- The sculpture in 2022
- Artist: Catherine Mayer
- Year: 2011
- Location: Seattle, Washington, U.S.
- 47°36′51.9″N 122°20′33.6″W﻿ / ﻿47.614417°N 122.342667°W

= The Red Popsicle =

2011 sculpture by Catherine Mayer

The Red Popsicle (also known as Giant Red Twin Popsicle or simply Popsicle) is a 2011 sculpture by Catherine Mayer, installed in Seattle's Belltown neighborhood, in the U.S. state of Washington.
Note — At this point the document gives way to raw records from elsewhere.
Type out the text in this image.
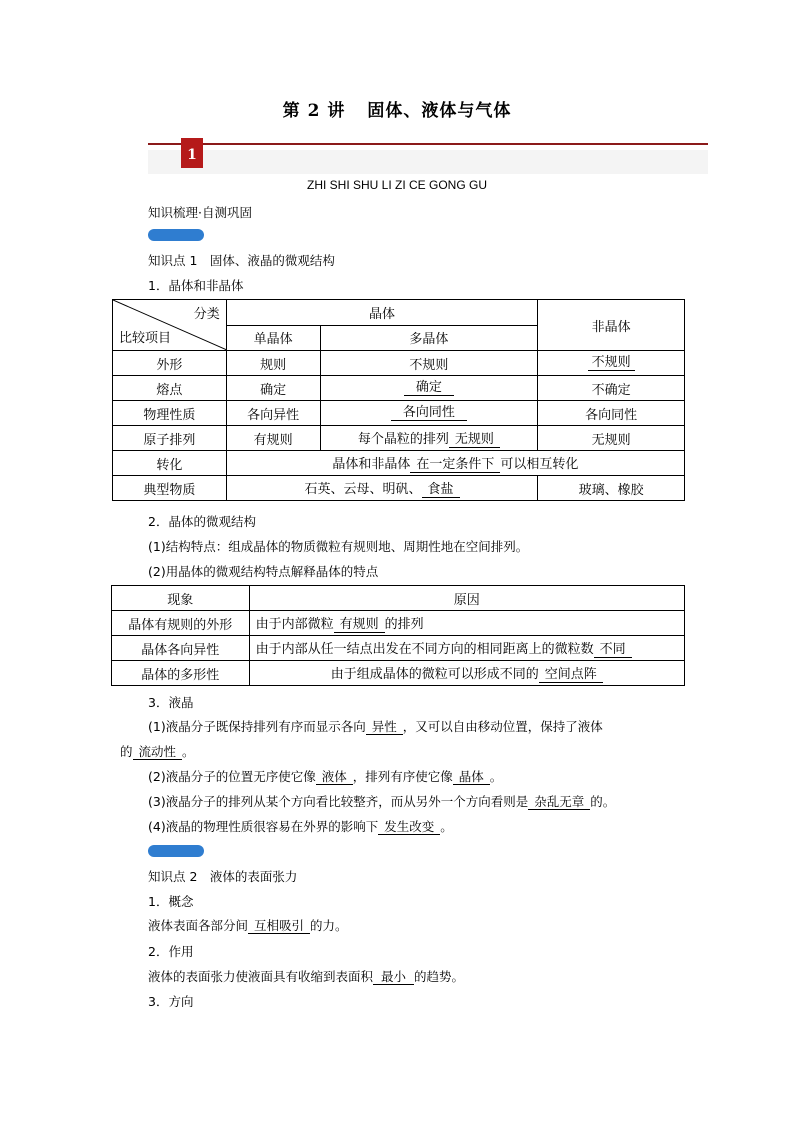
第 2 讲 固体、液体与气体
1
ZHI SHI SHU LI ZI CE GONG GU
知识梳理·自测巩固
知识点 1　固体、液晶的微观结构
1．晶体和非晶体
分类
比较项目	晶体		非晶体
	单晶体	多晶体	
外形	规则	不规则	不规则
熔点	确定	确定	不确定
物理性质	各向异性	各向同性	各向同性
原子排列	有规则	每个晶粒的排列 无规则	无规则
转化	晶体和非晶体 在一定条件下 可以相互转化		
典型物质	石英、云母、明矾、 食盐		玻璃、橡胶
2．晶体的微观结构
(1)结构特点：组成晶体的物质微粒有规则地、周期性地在空间排列。
(2)用晶体的微观结构特点解释晶体的特点
现象	原因
晶体有规则的外形	由于内部微粒 有规则 的排列
晶体各向异性	由于内部从任一结点出发在不同方向的相同距离上的微粒数 不同
晶体的多形性	由于组成晶体的微粒可以形成不同的 空间点阵
3．液晶
(1)液晶分子既保持排列有序而显示各向 异性 ，又可以自由移动位置，保持了液体
的 流动性 。
(2)液晶分子的位置无序使它像 液体 ，排列有序使它像 晶体 。
(3)液晶分子的排列从某个方向看比较整齐，而从另外一个方向看则是 杂乱无章 的。
(4)液晶的物理性质很容易在外界的影响下 发生改变 。
知识点 2　液体的表面张力
1．概念
液体表面各部分间 互相吸引 的力。
2．作用
液体的表面张力使液面具有收缩到表面积 最小 的趋势。
3．方向
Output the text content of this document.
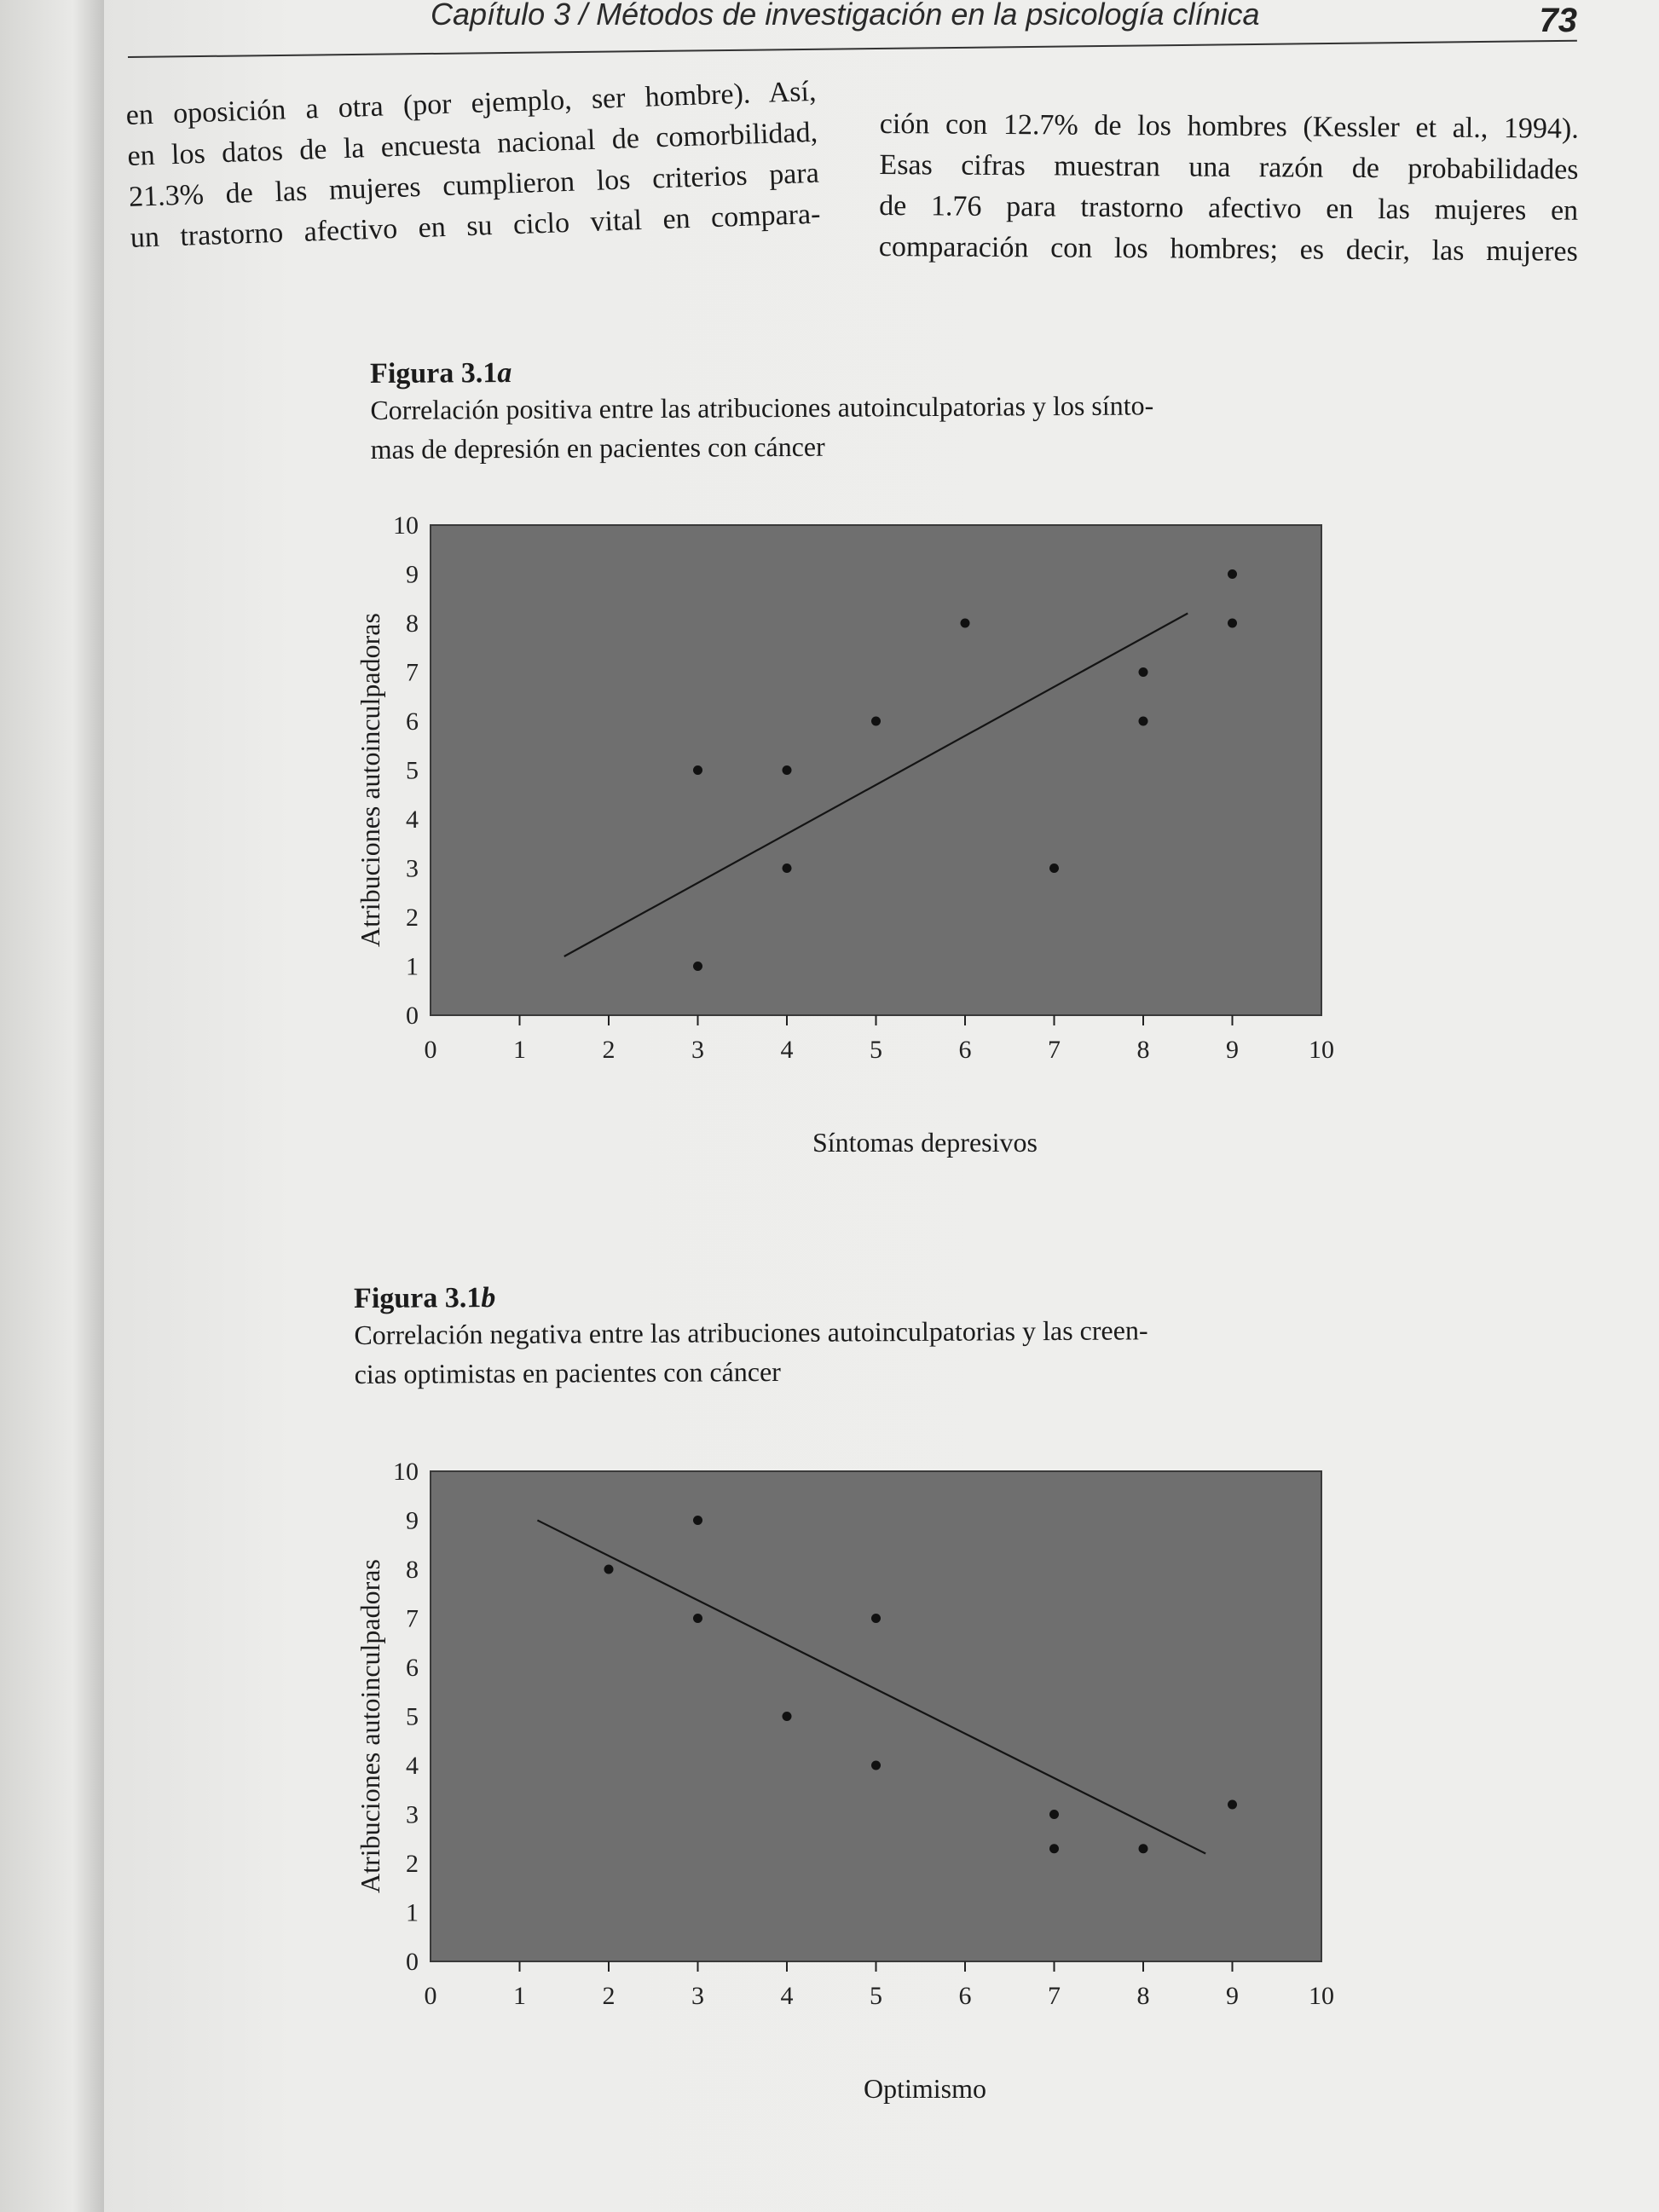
Capítulo 3 / Métodos de investigación en la psicología clínica	73

en oposición a otra (por ejemplo, ser hombre). Así,

en los datos de la encuesta nacional de comorbilidad,

21.3% de las mujeres cumplieron los criterios para

un trastorno afectivo en su ciclo vital en compara-

ción con 12.7% de los hombres (Kessler et al., 1994).

Esas cifras muestran una razón de probabilidades

de 1.76 para trastorno afectivo en las mujeres en

comparación con los hombres; es decir, las mujeres

Figura 3.1a
Correlación positiva entre las atribuciones autoinculpatorias y los sínto-
mas de depresión en pacientes con cáncer
0	1	2	3	4	5	6	7	8	9	10
0
1
2
3
4
5
6
7
8
9
10
Síntomas depresivos
Atribuciones autoinculpadoras
Figura 3.1b
Correlación negativa entre las atribuciones autoinculpatorias y las creen-
cias optimistas en pacientes con cáncer
0	1	2	3	4	5	6	7	8	9	10
0
1
2
3
4
5
6
7
8
9
10
Optimismo
Atribuciones autoinculpadoras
== Description and history ==
The 17-foot steel and epoxy artwork was installed at the intersection of Fourth and Blanchard outside the building of the same name in early June 2011.

== Reception ==
Christina Ausley of the Seattle Post-Intelligencer described the sculpture as "public pop art that looks good enough to eat, but sadly is not". The newspaper also included the artwork in a 2021 list of "24 of Seattle's quirkiest landmarks". Bradley Foster included the sculpture in Thrillist's 2014 list of "10 secret Seattle things you didn't know existed". Sean Keeley and Sarah Anne Lloyd included the work in Curbed Seattles 2019 list of "30 notable public art spots in Seattle".